L’Apologie de Justin était bien faite pour surprendre la terre. Il venoit de révéler un âge d’or au milieu de la corruption, de découvrir un peuple nouveau dans les souterrains d’un antique empire. Ces mœurs durent paroître d’autant plus belles, qu’elles n’étoient pas connues aux premiers jours du monde, en harmonie avec la nature et les lois, et qu’elles formaient au contraire un contraste frappant avec le reste de la société. Ce qui rend surtout la vie de ces fidèles plus intéressante que la vie de ces hommes parfois chantés par la fable, c’est que ceux-ci sont représentés heureux, et que les autres se montrent à nous à travers les charmes du malheur. Ce n’est pas sous les feuillages des bois et au bord des fontaines que la vertu paroît avec le plus de puissance : il faut la voir à l’ombre des murs des prisons et parmi les flots de sang et de larmes. Combien la religion est divine, lorsqu’au fond d’un souterrain, dans le silence et la nuit des tombeaux, un pasteur que le péril environne célèbre, à la lueur d’une lampe, devant un petit troupeau de fidèles, les mystères d’un Dieu persécuté !

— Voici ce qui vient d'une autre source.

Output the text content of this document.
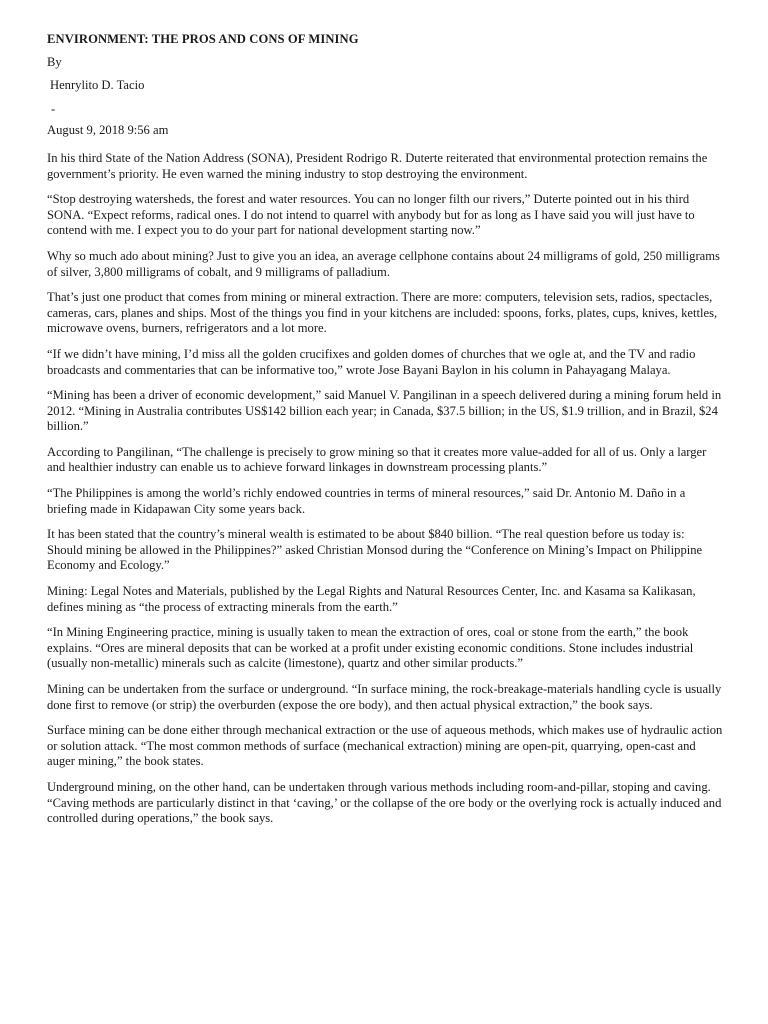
ENVIRONMENT: THE PROS AND CONS OF MINING
By
Henrylito D. Tacio
-
August 9, 2018 9:56 am
In his third State of the Nation Address (SONA), President Rodrigo R. Duterte reiterated that environmental protection remains the government’s priority. He even warned the mining industry to stop destroying the environment.
“Stop destroying watersheds, the forest and water resources. You can no longer filth our rivers,” Duterte pointed out in his third SONA. “Expect reforms, radical ones. I do not intend to quarrel with anybody but for as long as I have said you will just have to contend with me. I expect you to do your part for national development starting now.”
Why so much ado about mining? Just to give you an idea, an average cellphone contains about 24 milligrams of gold, 250 milligrams of silver, 3,800 milligrams of cobalt, and 9 milligrams of palladium.
That’s just one product that comes from mining or mineral extraction. There are more: computers, television sets, radios, spectacles, cameras, cars, planes and ships. Most of the things you find in your kitchens are included: spoons, forks, plates, cups, knives, kettles, microwave ovens, burners, refrigerators and a lot more.
“If we didn’t have mining, I’d miss all the golden crucifixes and golden domes of churches that we ogle at, and the TV and radio broadcasts and commentaries that can be informative too,” wrote Jose Bayani Baylon in his column in Pahayagang Malaya.
“Mining has been a driver of economic development,” said Manuel V. Pangilinan in a speech delivered during a mining forum held in 2012. “Mining in Australia contributes US$142 billion each year; in Canada, $37.5 billion; in the US, $1.9 trillion, and in Brazil, $24 billion.”
According to Pangilinan, “The challenge is precisely to grow mining so that it creates more value-added for all of us. Only a larger and healthier industry can enable us to achieve forward linkages in downstream processing plants.”
“The Philippines is among the world’s richly endowed countries in terms of mineral resources,” said Dr. Antonio M. Daño in a briefing made in Kidapawan City some years back.
It has been stated that the country’s mineral wealth is estimated to be about $840 billion. “The real question before us today is: Should mining be allowed in the Philippines?” asked Christian Monsod during the “Conference on Mining’s Impact on Philippine Economy and Ecology.”
Mining: Legal Notes and Materials, published by the Legal Rights and Natural Resources Center, Inc. and Kasama sa Kalikasan, defines mining as “the process of extracting minerals from the earth.”
“In Mining Engineering practice, mining is usually taken to mean the extraction of ores, coal or stone from the earth,” the book explains. “Ores are mineral deposits that can be worked at a profit under existing economic conditions. Stone includes industrial (usually non-metallic) minerals such as calcite (limestone), quartz and other similar products.”
Mining can be undertaken from the surface or underground. “In surface mining, the rock-breakage-materials handling cycle is usually done first to remove (or strip) the overburden (expose the ore body), and then actual physical extraction,” the book says.
Surface mining can be done either through mechanical extraction or the use of aqueous methods, which makes use of hydraulic action or solution attack. “The most common methods of surface (mechanical extraction) mining are open-pit, quarrying, open-cast and auger mining,” the book states.
Underground mining, on the other hand, can be undertaken through various methods including room-and-pillar, stoping and caving. “Caving methods are particularly distinct in that ‘caving,’ or the collapse of the ore body or the overlying rock is actually induced and controlled during operations,” the book says.
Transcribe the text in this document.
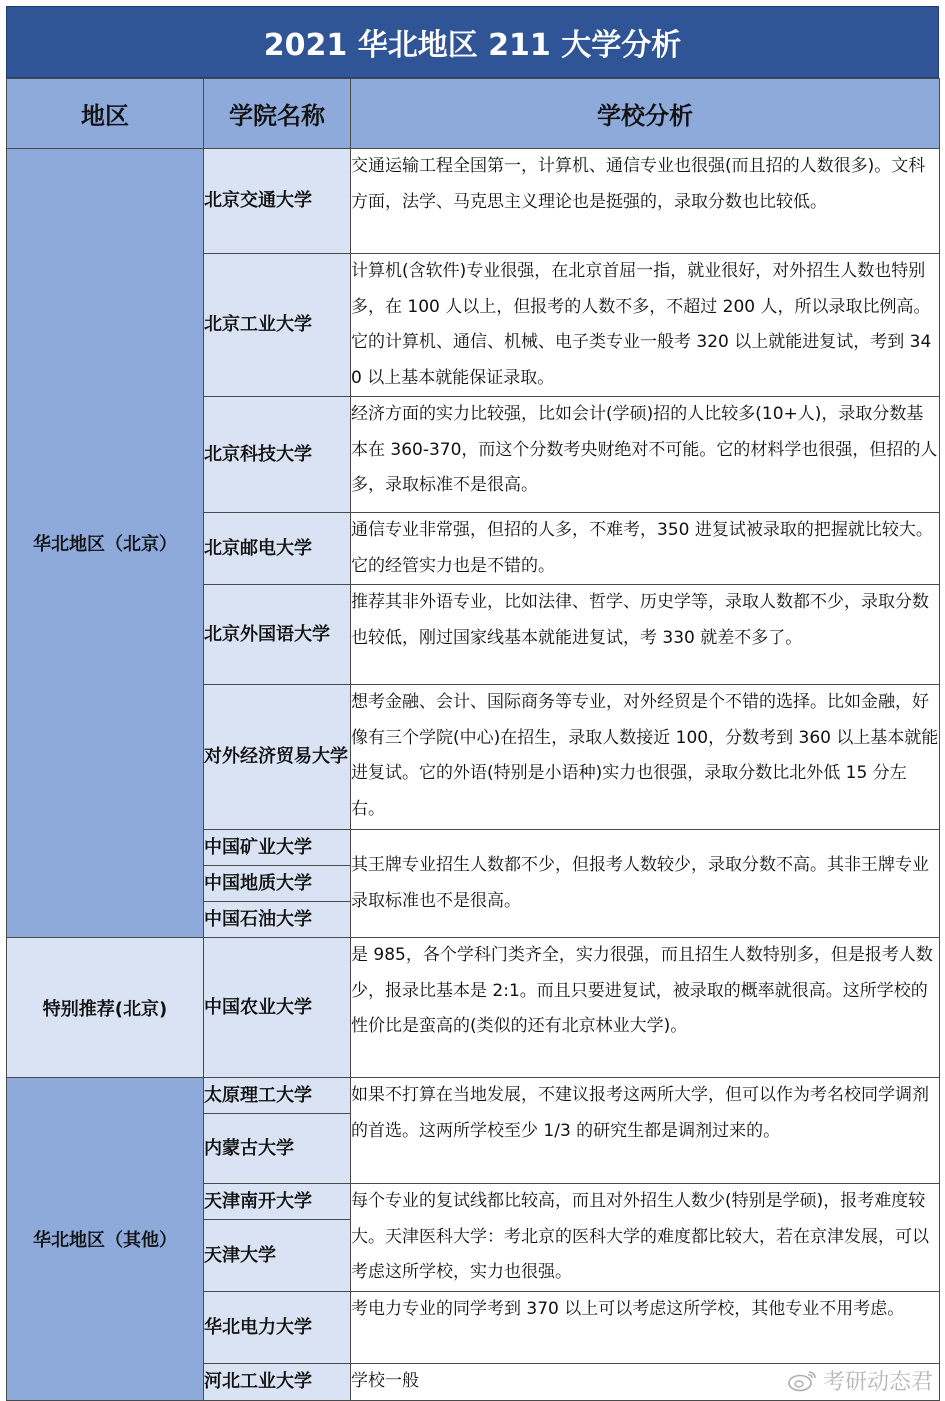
2021 华北地区 211 大学分析
地区	学院名称	学校分析
华北地区（北京）	北京交通大学	交通运输工程全国第一，计算机、通信专业也很强(而且招的人数很多)。文科方面，法学、马克思主义理论也是挺强的，录取分数也比较低。
	北京工业大学	计算机(含软件)专业很强，在北京首屈一指，就业很好，对外招生人数也特别多，在 100 人以上，但报考的人数不多，不超过 200 人，所以录取比例高。它的计算机、通信、机械、电子类专业一般考 320 以上就能进复试，考到 340 以上基本就能保证录取。
	北京科技大学	经济方面的实力比较强，比如会计(学硕)招的人比较多(10+人)，录取分数基本在 360-370，而这个分数考央财绝对不可能。它的材料学也很强，但招的人多，录取标准不是很高。
	北京邮电大学	通信专业非常强，但招的人多，不难考，350 进复试被录取的把握就比较大。它的经管实力也是不错的。
	北京外国语大学	推荐其非外语专业，比如法律、哲学、历史学等，录取人数都不少，录取分数也较低，刚过国家线基本就能进复试，考 330 就差不多了。
	对外经济贸易大学	想考金融、会计、国际商务等专业，对外经贸是个不错的选择。比如金融，好像有三个学院(中心)在招生，录取人数接近 100，分数考到 360 以上基本就能进复试。它的外语(特别是小语种)实力也很强，录取分数比北外低 15 分左右。
	中国矿业大学	其王牌专业招生人数都不少，但报考人数较少，录取分数不高。其非王牌专业录取标准也不是很高。
	中国地质大学	
	中国石油大学	
特别推荐(北京)	中国农业大学	是 985，各个学科门类齐全，实力很强，而且招生人数特别多，但是报考人数少，报录比基本是 2:1。而且只要进复试，被录取的概率就很高。这所学校的性价比是蛮高的(类似的还有北京林业大学)。
华北地区（其他）	太原理工大学	如果不打算在当地发展，不建议报考这两所大学，但可以作为考名校同学调剂的首选。这两所学校至少 1/3 的研究生都是调剂过来的。
	内蒙古大学	
	天津南开大学	每个专业的复试线都比较高，而且对外招生人数少(特别是学硕)，报考难度较大。天津医科大学：考北京的医科大学的难度都比较大，若在京津发展，可以考虑这所学校，实力也很强。
	天津大学	
	华北电力大学	考电力专业的同学考到 370 以上可以考虑这所学校，其他专业不用考虑。
	河北工业大学	学校一般	考研动态君
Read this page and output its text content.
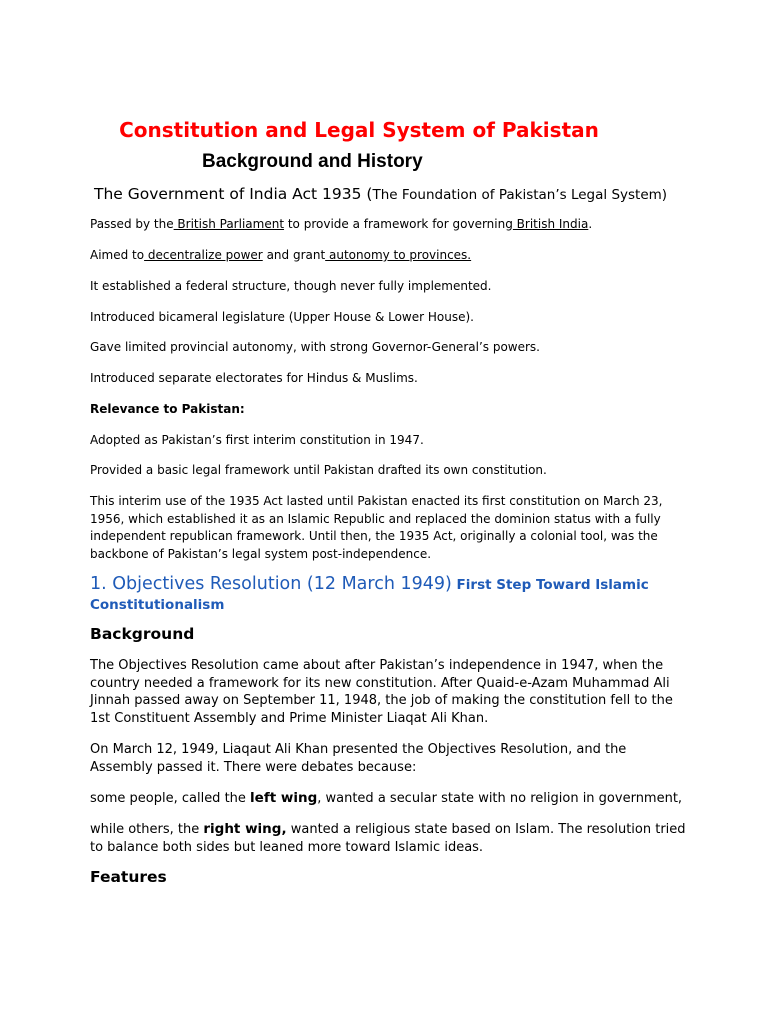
Constitution and Legal System of Pakistan
Background and History
The Government of India Act 1935 (The Foundation of Pakistan’s Legal System)
Passed by the British Parliament to provide a framework for governing British India.
Aimed to decentralize power and grant autonomy to provinces.
It established a federal structure, though never fully implemented.
Introduced bicameral legislature (Upper House & Lower House).
Gave limited provincial autonomy, with strong Governor-General’s powers.
Introduced separate electorates for Hindus & Muslims.
Relevance to Pakistan:
Adopted as Pakistan’s first interim constitution in 1947.
Provided a basic legal framework until Pakistan drafted its own constitution.
This interim use of the 1935 Act lasted until Pakistan enacted its first constitution on March 23, 1956, which established it as an Islamic Republic and replaced the dominion status with a fully independent republican framework. Until then, the 1935 Act, originally a colonial tool, was the backbone of Pakistan’s legal system post-independence.
1. Objectives Resolution (12 March 1949) First Step Toward Islamic
Constitutionalism
Background
The Objectives Resolution came about after Pakistan’s independence in 1947, when the country needed a framework for its new constitution. After Quaid-e-Azam Muhammad Ali Jinnah passed away on September 11, 1948, the job of making the constitution fell to the 1st Constituent Assembly and Prime Minister Liaqat Ali Khan.
On March 12, 1949, Liaqaut Ali Khan presented the Objectives Resolution, and the Assembly passed it. There were debates because:
some people, called the left wing, wanted a secular state with no religion in government,
while others, the right wing, wanted a religious state based on Islam. The resolution tried to balance both sides but leaned more toward Islamic ideas.
Features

Il étoit nécessaire d’établir solidement cette innocence des chrétiens primitifs, pour montrer que si, malgré tant de pureté, on trouva des inconvénients au mariage des prêtres, il serait tout à fait impossible de l’admettre aujourd’hui.

En effet, quand les chrétiens se multiplièrent, quand la corruption se répandit avec les hommes, comment le prêtre auroit-il pu vaquer en même temps aux soins de sa famille et de son église ? Comment fût-il demeuré chaste avec une épouse qui eût cessé de l’être ? Que si l’on objecte les pays protestants, nous dirons que dans ces pays on a été obligé d’abolir une grande partie du culte extérieur ; qu’un ministre paroît à peine dans un temple deux ou trois fois par semaine ; que presque toutes relations ont cessé entre le pasteur et le troupeau, et que le premier est trop souvent un homme du monde, qui donne des bals et des festins pour amuser ses enfants. Quant à quelques sectes moroses, qui affectent la simplicité évangélique, et qui veulent une religion sans culte, nous espérons qu’on ne nous les opposera pas. Enfin, dans les pays où le mariage des prêtres est établi, la confession, la plus belle des institutions morales, a cessé et a dû cesser à l’instant. Il est naturel qu’on n’ose plus rendre maître de ses secrets l’homme

  1. Just. Apol., édit. Marc., fol. 1942. Voir la note II, à la fin du volume.